Pacquiao pounds Clottey, the anti-challenger, to win unanimously; Now he should quit and focus on his next opponent…the Philippine Oligarchy

The WBO Welterweight title  fight at Cowboys Stadium was suppose to be a real challenge: Manny Pacquiao against Joshua Clottey, a bigger, taller, stronger opponent, right?

But Pacquiao showed how easy it is to win a  fight when your opponent shows up but strategically decides not to fight back.

You simply throw more punches–like 830 more. 

It doesn’t matter if the punches don’t all land cleanly, or even knock out your opponent. There’s simply no way you can lose a fight if you outpunch your foe so convincingly that he seems cocooned for most of the fight.

In this 12-rounder, Clottey landed just 108 of 399 punches. That’s like a mild workout. Was his heart not in it? Or was he scared of Pacquiao who landed nearly 3 times more punches (296) out of a mindblowing 1,231 punches.

For every one Clottey punch, Pacquiao threw 3 more, often in a furious combination.

Clottey’s strategy appeared to be a modified “rope-a-dope,” a ropeless rope-a-dope, standing in the center of the ring, gloves and arms covering up body and face. If the intent was to let the Filipino punch himself out so that Clottey could emerge from his bunker-like state to knock out a tired Pacquiao, well that was just a uniquely dopey idea.  Call it the “Clottey.”  It didn’t work.

It did prevent Pacquiao from knocking out Clottey like he did Miguel Cotto or Ricky Hatton, both of whom went after Pacquiao aggressively and opened themselves up to Pacquiao’s tricky left hooks. But even as Clottey covered up, Pacquiao simply sidestepped and pounded away, scoring at will with body shots to Clottey’s ribs.  Clottey occasionally caught Pacquiao with an uppercut that caught  the champion’s chin,  but nothing Clottey did could stop Pacquiao from answering with a four or five punch combination.

I thought after seeing Clottey bloody Miguel Cotto last year that this would be a good compromise for fight fans who still hope to see Pacquiao take on Floyd Mayweather.

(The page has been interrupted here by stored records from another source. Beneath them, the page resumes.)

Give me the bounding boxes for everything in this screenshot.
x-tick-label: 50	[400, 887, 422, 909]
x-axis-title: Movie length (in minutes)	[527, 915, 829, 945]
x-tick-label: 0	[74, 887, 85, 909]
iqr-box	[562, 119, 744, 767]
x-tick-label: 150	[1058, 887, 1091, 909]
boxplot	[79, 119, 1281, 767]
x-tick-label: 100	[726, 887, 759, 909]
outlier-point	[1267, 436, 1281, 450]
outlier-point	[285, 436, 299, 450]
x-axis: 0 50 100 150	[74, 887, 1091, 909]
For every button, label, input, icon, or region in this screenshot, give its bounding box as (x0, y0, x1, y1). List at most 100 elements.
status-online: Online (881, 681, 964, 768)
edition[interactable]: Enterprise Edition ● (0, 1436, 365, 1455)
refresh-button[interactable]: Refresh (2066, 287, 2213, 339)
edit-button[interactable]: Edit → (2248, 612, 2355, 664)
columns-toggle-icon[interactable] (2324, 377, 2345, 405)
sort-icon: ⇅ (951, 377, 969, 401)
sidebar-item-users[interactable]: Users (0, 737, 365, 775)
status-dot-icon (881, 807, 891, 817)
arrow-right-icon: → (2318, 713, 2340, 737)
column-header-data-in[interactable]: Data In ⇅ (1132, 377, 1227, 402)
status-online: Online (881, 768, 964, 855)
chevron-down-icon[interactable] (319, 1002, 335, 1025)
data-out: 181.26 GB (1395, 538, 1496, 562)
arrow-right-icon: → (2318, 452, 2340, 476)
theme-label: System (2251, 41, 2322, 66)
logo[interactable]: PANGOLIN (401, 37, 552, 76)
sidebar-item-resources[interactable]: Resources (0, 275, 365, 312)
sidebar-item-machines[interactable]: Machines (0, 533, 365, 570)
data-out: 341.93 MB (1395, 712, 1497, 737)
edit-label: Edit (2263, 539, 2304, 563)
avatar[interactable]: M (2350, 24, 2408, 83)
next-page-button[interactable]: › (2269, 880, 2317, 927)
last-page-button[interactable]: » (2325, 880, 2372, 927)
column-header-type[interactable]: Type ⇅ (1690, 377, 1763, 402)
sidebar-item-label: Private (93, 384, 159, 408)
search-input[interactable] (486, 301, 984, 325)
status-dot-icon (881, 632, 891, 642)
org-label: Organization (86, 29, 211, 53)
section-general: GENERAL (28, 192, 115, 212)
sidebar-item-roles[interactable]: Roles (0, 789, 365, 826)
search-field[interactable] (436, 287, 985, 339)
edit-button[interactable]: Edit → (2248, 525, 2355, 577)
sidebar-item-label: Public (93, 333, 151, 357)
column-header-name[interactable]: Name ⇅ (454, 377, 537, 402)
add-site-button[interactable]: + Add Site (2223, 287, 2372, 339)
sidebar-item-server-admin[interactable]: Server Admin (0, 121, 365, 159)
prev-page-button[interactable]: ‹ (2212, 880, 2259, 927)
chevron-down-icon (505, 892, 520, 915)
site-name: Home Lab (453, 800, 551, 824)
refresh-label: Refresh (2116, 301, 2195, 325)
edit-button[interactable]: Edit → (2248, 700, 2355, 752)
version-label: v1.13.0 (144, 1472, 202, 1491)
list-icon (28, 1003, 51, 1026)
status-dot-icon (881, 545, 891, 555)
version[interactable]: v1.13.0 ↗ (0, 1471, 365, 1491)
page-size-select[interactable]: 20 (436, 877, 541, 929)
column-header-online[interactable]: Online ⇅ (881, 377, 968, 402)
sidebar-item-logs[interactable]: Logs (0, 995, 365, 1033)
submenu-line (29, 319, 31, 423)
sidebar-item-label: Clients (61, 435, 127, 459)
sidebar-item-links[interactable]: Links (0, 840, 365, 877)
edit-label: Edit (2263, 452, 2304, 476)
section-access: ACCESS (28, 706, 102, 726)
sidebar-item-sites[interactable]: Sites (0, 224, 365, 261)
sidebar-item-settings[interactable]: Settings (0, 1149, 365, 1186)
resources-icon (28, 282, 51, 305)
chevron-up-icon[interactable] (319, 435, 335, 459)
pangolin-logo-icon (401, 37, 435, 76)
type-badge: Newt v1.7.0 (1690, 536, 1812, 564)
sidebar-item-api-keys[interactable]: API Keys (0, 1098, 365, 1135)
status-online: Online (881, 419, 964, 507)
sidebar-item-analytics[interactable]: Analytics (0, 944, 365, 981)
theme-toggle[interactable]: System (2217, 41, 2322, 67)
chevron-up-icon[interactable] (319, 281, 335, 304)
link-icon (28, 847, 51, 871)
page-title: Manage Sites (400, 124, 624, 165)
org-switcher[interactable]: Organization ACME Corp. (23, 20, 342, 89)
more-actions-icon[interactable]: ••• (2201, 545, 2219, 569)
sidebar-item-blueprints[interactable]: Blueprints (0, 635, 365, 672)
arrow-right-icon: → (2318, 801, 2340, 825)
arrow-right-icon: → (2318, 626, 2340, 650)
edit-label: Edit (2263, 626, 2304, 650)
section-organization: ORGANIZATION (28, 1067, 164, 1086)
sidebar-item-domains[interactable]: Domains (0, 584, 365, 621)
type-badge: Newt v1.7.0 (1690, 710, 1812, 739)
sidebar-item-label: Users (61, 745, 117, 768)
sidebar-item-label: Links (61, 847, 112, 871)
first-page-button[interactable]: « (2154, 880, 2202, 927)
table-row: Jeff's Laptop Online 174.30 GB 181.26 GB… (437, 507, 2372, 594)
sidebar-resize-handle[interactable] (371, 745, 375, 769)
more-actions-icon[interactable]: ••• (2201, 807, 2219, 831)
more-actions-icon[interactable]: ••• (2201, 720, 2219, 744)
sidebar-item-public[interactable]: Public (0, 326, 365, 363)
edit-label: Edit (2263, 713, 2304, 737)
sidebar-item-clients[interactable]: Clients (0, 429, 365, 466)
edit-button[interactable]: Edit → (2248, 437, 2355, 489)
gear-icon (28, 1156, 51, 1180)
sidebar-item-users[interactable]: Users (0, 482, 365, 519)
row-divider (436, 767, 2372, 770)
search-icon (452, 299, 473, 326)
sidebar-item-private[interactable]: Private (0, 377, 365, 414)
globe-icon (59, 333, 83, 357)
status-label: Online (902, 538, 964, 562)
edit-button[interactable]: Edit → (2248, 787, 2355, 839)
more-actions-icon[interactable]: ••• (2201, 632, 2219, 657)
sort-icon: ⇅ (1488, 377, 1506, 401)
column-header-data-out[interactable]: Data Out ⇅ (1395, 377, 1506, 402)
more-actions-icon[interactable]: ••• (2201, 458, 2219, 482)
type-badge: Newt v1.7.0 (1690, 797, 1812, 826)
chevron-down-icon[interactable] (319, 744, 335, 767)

But Pacquiao is just too fast, too good, and too well conditioned. And now there’s really no one left to fight.

Pacquiao doesn’t need the money nor the challenge. And he doesn’t need the drama of more Mayweather fight negotiations.

Seems like a good time to retire, especially when you’re on top of the world.

Besides, Pacquiao’s already announced a challenge far greater than Floyd Mayweather– politics.

If Jim Bunning can be a U.S. Senator, why can’t Manny go to the Philippine legislature?  The election is in May, and if Pacquiao wins, it could be the first step for the People’s Champ in helping to restore Filipinos’ faith in their corrupt, dysfunctionalgovernment. (Even more corrupt and dysfunctional than the one we have in Washington, D.C.)

I like the politics idea more than Manny singing karaoke or doing hokey super hero movies in the Philippines. Pacquiao is the embodiment of “People Power.”  He’s no oligarch. He’s  a real self-made Filipino man, who rose from politics to be the most popular Filipino in the world since Imelda Marcos and Cory Aquino.

The question is whether he has the brain power to be more than a figurehead leader. He’ll have a fighting chance to prove his sincerity and passion to help the Philippines if he quits now. 

After 56 fights, enough’s enough. Now he needs to save himself for the real main event of his life.